作者:

第12章 一个小时的故事 (1)

  The Story of an Hour

  《一个小时的故事》精炼地概述了在一个小时里,

  玛拉德夫人对一偶发事件的反应。故事的主人公玛拉

  德夫人患有心脏病,当她听到丈夫在一场车祸中丧生

  之后,先是痛不欲生,失声痛哭,但独自回到房间后,

  她竟很快从悲痛中恢复了过来,有了“自由”的喜悦。

  等她再从房间里走出来的时候,她感受到了新生。但

  此时,逃过一劫的玛拉德先生出现在门口,玛拉德夫

  人心脏病突发,倒地猝死。

  [ 美] 凯特·肖邦(Kate Chopin)

  一个小时的故事

  Knowing that Mrs.Mallard was afflicted with a heart trouble,

  great care was taken to break to her as gently as possible the

  news of her husband’s death.

  It was her sister Josephine who told her,in broken

  sentences ;veiled hints that revealed in half concealing.

  Her husband’s friend Richards was there,too,near her. It

  was he who had been in the newspaper office when intelligence

  of the railroad disaster was received ;with Brently Maitard’s

  name leading the list of“ killed”. He had only taken the time

  to assure himself of its truth by a second telegram,and had

  hastened to forestall any less careful,less tender friend in bearing

  the sad message.

  She did not hear the story as many women have heard the

  same,with a paralyzed inability to accept its significance. She

  wept at once,with sudden,wild abandonment,in her sister’s

  arms. When the storm of grief had spent itself she went away to

  her room alone. She would have no one follow her.

  There stood,facing the open window,a comfortable,roomy

  armchair. Into this she sank,pressed down by a physical exhaustion

  that haunted her body and seemed to reach into her soul.

  She could see in the open square before her house the

  tops of trees that were all aquiver with the new spring life. The

  delicious breath of rain was in the air.

  In the street below a peddler was crying his wares. The

  notes of a distant song which someone was singing reached her

  faintly,and countless sparrows were twittering in the eaves.

  There were patches of blue sky showing here and there

  through the clouds that had met and piled one above the other in

  the west facing her window.

  She sat with her head thrown back upon the cushion of

  the chair,quite motionless,except when a sob came up into

  her throat and shook her,as a child who has cried itself to sleep

  continues to sob in its dreams.

  She was young,with a fair,calm face,whose lines bespoke

  repression and even a certain strength. But now there was a dull

  stare in her eyes,whose gaze was fixed away off yonder on one

  of those patches of blue sky. It was not a glance of reflection,but

  rather indicated a suspension of intelligent thought.

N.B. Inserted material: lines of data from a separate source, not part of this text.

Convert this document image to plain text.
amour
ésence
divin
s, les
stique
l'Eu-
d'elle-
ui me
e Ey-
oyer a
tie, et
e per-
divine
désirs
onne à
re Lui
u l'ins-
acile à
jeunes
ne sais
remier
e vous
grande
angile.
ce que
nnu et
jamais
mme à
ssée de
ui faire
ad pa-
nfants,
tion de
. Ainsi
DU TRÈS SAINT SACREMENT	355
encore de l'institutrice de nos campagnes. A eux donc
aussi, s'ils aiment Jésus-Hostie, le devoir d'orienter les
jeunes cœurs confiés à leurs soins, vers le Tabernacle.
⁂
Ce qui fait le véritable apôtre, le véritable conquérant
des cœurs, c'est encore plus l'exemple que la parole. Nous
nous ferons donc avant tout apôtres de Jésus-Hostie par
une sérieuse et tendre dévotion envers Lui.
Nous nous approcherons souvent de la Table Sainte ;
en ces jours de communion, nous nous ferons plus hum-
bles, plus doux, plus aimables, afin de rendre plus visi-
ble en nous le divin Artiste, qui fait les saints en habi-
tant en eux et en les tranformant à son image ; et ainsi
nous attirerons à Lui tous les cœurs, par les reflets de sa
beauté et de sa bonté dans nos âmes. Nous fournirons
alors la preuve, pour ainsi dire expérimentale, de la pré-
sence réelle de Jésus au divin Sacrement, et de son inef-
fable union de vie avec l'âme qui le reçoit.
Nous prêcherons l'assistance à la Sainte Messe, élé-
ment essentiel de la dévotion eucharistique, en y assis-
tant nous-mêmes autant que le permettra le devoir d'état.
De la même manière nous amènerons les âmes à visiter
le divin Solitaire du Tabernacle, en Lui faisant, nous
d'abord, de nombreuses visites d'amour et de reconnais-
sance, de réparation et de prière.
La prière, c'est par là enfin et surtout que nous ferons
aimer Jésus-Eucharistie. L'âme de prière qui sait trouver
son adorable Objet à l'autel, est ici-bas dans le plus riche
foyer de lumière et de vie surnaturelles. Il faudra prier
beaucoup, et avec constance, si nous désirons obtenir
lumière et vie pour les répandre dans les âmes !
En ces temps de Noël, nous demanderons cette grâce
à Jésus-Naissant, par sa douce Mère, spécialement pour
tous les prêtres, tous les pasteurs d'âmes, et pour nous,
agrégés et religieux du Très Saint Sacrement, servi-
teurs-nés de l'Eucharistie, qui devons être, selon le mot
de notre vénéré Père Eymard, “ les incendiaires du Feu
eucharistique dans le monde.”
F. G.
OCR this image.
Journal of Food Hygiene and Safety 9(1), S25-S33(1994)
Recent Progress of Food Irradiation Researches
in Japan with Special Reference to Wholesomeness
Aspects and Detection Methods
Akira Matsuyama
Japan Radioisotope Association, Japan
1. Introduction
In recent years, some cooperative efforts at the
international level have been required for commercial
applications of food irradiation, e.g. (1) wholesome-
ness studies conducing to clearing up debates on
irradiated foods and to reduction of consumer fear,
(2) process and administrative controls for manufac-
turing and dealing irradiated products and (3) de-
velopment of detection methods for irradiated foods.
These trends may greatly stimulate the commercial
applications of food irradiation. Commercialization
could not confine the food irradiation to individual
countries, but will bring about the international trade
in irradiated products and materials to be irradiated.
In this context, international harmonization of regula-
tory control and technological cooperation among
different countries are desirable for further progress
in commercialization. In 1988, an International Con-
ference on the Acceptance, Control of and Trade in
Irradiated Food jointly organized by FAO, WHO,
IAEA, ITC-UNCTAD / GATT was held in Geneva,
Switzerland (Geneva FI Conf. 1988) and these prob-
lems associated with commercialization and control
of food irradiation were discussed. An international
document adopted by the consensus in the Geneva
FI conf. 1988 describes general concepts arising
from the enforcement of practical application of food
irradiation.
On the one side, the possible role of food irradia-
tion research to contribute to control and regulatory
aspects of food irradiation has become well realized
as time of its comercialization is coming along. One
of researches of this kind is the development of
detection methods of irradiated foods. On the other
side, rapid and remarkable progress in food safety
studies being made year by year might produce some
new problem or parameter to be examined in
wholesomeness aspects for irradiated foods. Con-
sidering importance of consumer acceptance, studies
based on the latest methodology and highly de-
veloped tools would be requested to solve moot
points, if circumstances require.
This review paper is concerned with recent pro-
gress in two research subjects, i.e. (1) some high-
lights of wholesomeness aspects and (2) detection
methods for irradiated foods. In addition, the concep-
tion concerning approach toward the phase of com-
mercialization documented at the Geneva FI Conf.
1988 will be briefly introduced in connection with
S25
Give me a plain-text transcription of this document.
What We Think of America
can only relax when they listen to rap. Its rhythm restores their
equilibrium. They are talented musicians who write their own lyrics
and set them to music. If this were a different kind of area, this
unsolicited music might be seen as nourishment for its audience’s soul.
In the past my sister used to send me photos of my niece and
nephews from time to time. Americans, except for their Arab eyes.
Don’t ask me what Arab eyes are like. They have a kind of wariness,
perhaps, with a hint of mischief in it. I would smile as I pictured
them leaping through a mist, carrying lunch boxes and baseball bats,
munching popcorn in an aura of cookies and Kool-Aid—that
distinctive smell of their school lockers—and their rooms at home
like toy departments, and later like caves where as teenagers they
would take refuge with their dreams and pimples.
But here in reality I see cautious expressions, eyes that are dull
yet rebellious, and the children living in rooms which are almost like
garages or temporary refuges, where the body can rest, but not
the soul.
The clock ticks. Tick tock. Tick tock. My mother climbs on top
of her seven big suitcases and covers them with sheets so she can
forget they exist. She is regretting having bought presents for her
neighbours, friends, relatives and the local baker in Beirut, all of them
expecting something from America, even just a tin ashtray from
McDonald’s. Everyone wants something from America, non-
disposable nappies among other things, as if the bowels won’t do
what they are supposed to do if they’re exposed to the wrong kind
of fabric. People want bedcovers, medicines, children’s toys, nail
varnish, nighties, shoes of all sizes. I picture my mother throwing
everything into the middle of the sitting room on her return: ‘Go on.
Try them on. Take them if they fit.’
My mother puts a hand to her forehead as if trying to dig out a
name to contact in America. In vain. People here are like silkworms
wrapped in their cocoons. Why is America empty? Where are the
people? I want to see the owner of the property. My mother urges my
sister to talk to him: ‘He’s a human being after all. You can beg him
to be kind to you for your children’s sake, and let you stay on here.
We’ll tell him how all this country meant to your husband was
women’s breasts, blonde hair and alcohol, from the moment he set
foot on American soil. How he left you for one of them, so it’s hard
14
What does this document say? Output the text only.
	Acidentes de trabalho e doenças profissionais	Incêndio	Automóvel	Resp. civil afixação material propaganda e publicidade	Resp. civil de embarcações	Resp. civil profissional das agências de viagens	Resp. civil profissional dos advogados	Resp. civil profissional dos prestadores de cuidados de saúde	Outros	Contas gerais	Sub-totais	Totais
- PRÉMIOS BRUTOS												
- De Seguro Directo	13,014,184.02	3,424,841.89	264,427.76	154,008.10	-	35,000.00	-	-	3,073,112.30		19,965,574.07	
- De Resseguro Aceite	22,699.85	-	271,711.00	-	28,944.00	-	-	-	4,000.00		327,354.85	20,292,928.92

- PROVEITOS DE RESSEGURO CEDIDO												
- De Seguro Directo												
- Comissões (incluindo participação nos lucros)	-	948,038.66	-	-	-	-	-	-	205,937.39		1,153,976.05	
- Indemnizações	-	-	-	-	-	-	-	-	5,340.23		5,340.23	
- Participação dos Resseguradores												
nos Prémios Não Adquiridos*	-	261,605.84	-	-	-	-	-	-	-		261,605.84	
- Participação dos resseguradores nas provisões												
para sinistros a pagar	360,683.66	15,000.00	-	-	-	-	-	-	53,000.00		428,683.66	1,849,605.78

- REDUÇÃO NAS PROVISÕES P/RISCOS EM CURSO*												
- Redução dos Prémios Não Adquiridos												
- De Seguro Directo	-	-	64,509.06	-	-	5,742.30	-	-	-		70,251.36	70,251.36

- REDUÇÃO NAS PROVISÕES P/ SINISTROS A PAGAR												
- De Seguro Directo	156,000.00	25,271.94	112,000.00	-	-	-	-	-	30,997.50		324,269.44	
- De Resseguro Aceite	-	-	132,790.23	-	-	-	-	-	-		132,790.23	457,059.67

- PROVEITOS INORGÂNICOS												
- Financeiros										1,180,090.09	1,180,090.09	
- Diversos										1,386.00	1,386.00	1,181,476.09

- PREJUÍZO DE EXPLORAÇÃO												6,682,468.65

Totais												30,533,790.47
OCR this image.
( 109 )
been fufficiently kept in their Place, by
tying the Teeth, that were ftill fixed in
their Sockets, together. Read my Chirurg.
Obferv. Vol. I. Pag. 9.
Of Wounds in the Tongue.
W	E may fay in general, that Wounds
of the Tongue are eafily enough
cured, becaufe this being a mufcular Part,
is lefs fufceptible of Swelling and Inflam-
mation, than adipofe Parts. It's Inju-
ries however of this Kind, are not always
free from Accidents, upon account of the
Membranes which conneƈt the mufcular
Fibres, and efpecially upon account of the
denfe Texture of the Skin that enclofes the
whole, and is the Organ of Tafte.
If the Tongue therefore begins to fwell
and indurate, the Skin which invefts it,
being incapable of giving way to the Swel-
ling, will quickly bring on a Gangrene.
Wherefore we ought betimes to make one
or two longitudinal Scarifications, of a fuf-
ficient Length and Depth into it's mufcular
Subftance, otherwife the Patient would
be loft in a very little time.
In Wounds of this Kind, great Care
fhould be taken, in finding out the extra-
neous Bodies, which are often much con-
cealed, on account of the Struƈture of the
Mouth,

  There was something coming to her and she was waiting

  for it,fearfully. What was it? She did not know ;it was too subtle

  and elusive to name. But she felt it,creeping out of the sky,reaching

  toward her through the sounds,the scents,the color that filled

  the air.

  Now her bosom rose and fell tumultuously. She was

  beginning to recognize this thing that was approaching to possess

  her,and she was striving to beat it back with her will— as

  powerless as her two white slender hands would have been.

  When she abandoned herself,a little whispered word

  escaped her slightly parted lips. She said it over and over under

  her breath:“ free,free,free!”The vacant stare and the look of

  terror that had followed it went from her eyes. They stayed keen

  and bright. Her pulses beat fast,and the coursing blood warmed

  and relaxed every inch of her body.

  She did not stop to ask if it were or were not a monstrous

  Joy that held her. A clear and exalted perception enabled her to

  dismiss the suggestion as trivial.

  She knew that she would weep again when she saw the

  kind,tender hands folded in death ;the face that had never

  looked save with love upon her,fixed and gray and dead. But she

  saw beyond that bitter moment a long procession of years to

  come that would belong to her absolutely. And she opened and

  spread her arms out to them in welcome.

  There would be no one to live for her during those coming

  years ;she would live for herself. There would be no powerful

  will bending hers in that blind persistence with which men and

  women believe they have a right to impose a private will upon a

  fellow creature. A kind intention or a cruel intention made the act

  seem no less a crime as she looked upon it in that brief moment

  of illumination.

  And yet she had loved him — sometimes. Often she had not.